In the past, when the Cdn$ was weak, it benefited our tourist industry. It has to be seen how long it will take for people to come back. This is really the only investable hotel name in Canada, so if you believe recreational and business spending is going to go up, this is the only name to buy. However, they do have a debt problem, but thinks they will make it through but it is going to take a long time.

COMMENT

(Market Call Minute.) Not a fan of lodging REITs. This one has had a lot of difficulty in the last few years.

DON'T BUY

One has to be careful around REITs that are high yielding. It is for a reason and you have to be wary of that. Look for Net Operating Income growth. This is a good REIT and doing a decent job of trying to fix up their portfolio, selling non-core assets and deploying capital into their core properties. Be careful if you are conservative because it is a call on lodging and management executing their strategy. Payout ratio is over 100%. He doesn’t see growth opportunities. Prefers RMM.UN-T

WATCH

Perfect storm. Lodging. You had to avoid this thing. Tourism has been low. Not defensive. They always have to refurbish. Trades cheap. This could be a good entry point but the passport rule is still limiting tourism.

COMMENT

Market has been a little bit concerned that the balance sheet is stretched. Underperformed the national averages last year. However, the company has responded since January. Shoring up their balance sheet by selling non-core hotels. Industry is forecasting “revenue per room” growth nationally of 3.7%. If that comes true, that should benefit them. Stock is very cheap at these levels. He estimates their compound growth rate at 20% over the next 2 years. Very high dividend of 8% looks pretty safe. If you believe the Canadian economy is going to pick up and that they can execute on the national average, it would be a good name to be buying right now.

DON'T BUY

9.3% yield.

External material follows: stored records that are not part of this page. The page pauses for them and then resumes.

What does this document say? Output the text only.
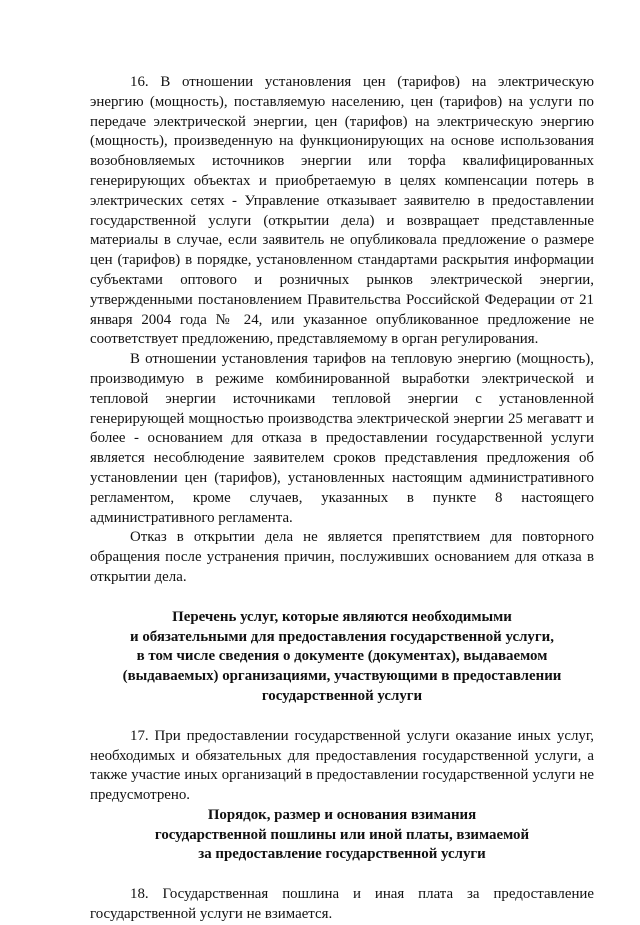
16. В отношении установления цен (тарифов) на электрическую энергию (мощность), поставляемую населению, цен (тарифов) на услуги по передаче электрической энергии, цен (тарифов) на электрическую энергию (мощность), произведенную на функционирующих на основе использования возобновляемых источников энергии или торфа квалифицированных генерирующих объектах и приобретаемую в целях компенсации потерь в электрических сетях - Управление отказывает заявителю в предоставлении государственной услуги (открытии дела) и возвращает представленные материалы в случае, если заявитель не опубликовала предложение о размере цен (тарифов) в порядке, установленном стандартами раскрытия информации субъектами оптового и розничных рынков электрической энергии, утвержденными постановлением Правительства Российской Федерации от 21 января 2004 года № 24, или указанное опубликованное предложение не соответствует предложению, представляемому в орган регулирования.

В отношении установления тарифов на тепловую энергию (мощность), производимую в режиме комбинированной выработки электрической и тепловой энергии источниками тепловой энергии с установленной генерирующей мощностью производства электрической энергии 25 мегаватт и более - основанием для отказа в предоставлении государственной услуги является несоблюдение заявителем сроков представления предложения об установлении цен (тарифов), установленных настоящим административного регламентом, кроме случаев, указанных в пункте 8 настоящего административного регламента.

Отказ в открытии дела не является препятствием для повторного обращения после устранения причин, послуживших основанием для отказа в открытии дела.

Перечень услуг, которые являются необходимыми
и обязательными для предоставления государственной услуги,
в том числе сведения о документе (документах), выдаваемом
(выдаваемых) организациями, участвующими в предоставлении
государственной услуги

17. При предоставлении государственной услуги оказание иных услуг, необходимых и обязательных для предоставления государственной услуги, а также участие иных организаций в предоставлении государственной услуги не предусмотрено.

Порядок, размер и основания взимания
государственной пошлины или иной платы, взимаемой
за предоставление государственной услуги

18. Государственная пошлина и иная плата за предоставление государственной услуги не взимается.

A chronic underperformer because it is in a lower end hotel space. Has not participated in the REIT rally. Historically cut its distribution because of cash flow and it is still not a great business because you have to continually reinvest in your asset. 82% payout ratio means distribution is sustainable.

PAST TOP PICK

(A Top Pick Nov 30/11. Up 13.92%.) Sold his holdings above $5. Disappointed in that it did not do what he thought it would do. Margins expanded only 0.3% in 2012 where he was looking for 1.5%. If they can expand their margins 23.7% in 2013, it’s a good stock. If you own, consider Selling.

BUY

Lodging REIT. Pretty attractive yield. You need to see an improvement in revenue per available room, driven by economy. You have not seen that uptick as much as you would have thought since 2009. A higher risk name. They just cut distribution so it is safe. Thinks as time goes on there is potential to increase it again.

DON'T BUY
Lodging names are not allowed to be REITs and it will restructure into a Corporation. He is not a fan of lodging REITs. If you were going to buy it, he would want at least a 15%, probably a 18% total return. He wouldn't be interested until it traded in the low $4.
DON'T BUY
This is a lodging company that was formerly a REIT. Recovery in lodging from 2009 has been anaemic. Just reported a fairly good quarter. Occupancy was flat but the average daily rate went up, which is what you want. Stock is cheap but you will do better or the short to intermediate term in more commercial, diversified or retail names.
PAST TOP PICK
(Top Pick Nov 30/11, Up 26.91%) Made a big move, sold a bit of it into the strength.
BUY
Higher risk, but a good one to invest in. It will depend on staying where it is and getting better. Had to cut distributions. Have gradually been improving their situation. Still has a problem as to whether they are going to be a REIT or not.
WEAK BUY
Cut distribution. Were excluded from REIT status at first when they converted. They are going to re-structure into a taxable corporation. Will take a 30% cut to yield and so stock took the same hit.
TOP PICK
Got pummelled in the summer when the government changed the REITs legislation. Have to convert to a trust, which means tax rates go up and distributions had to go lower. Cut this from $.50 to $.40, which was better than the market expected. Suffering a little from tax loss selling.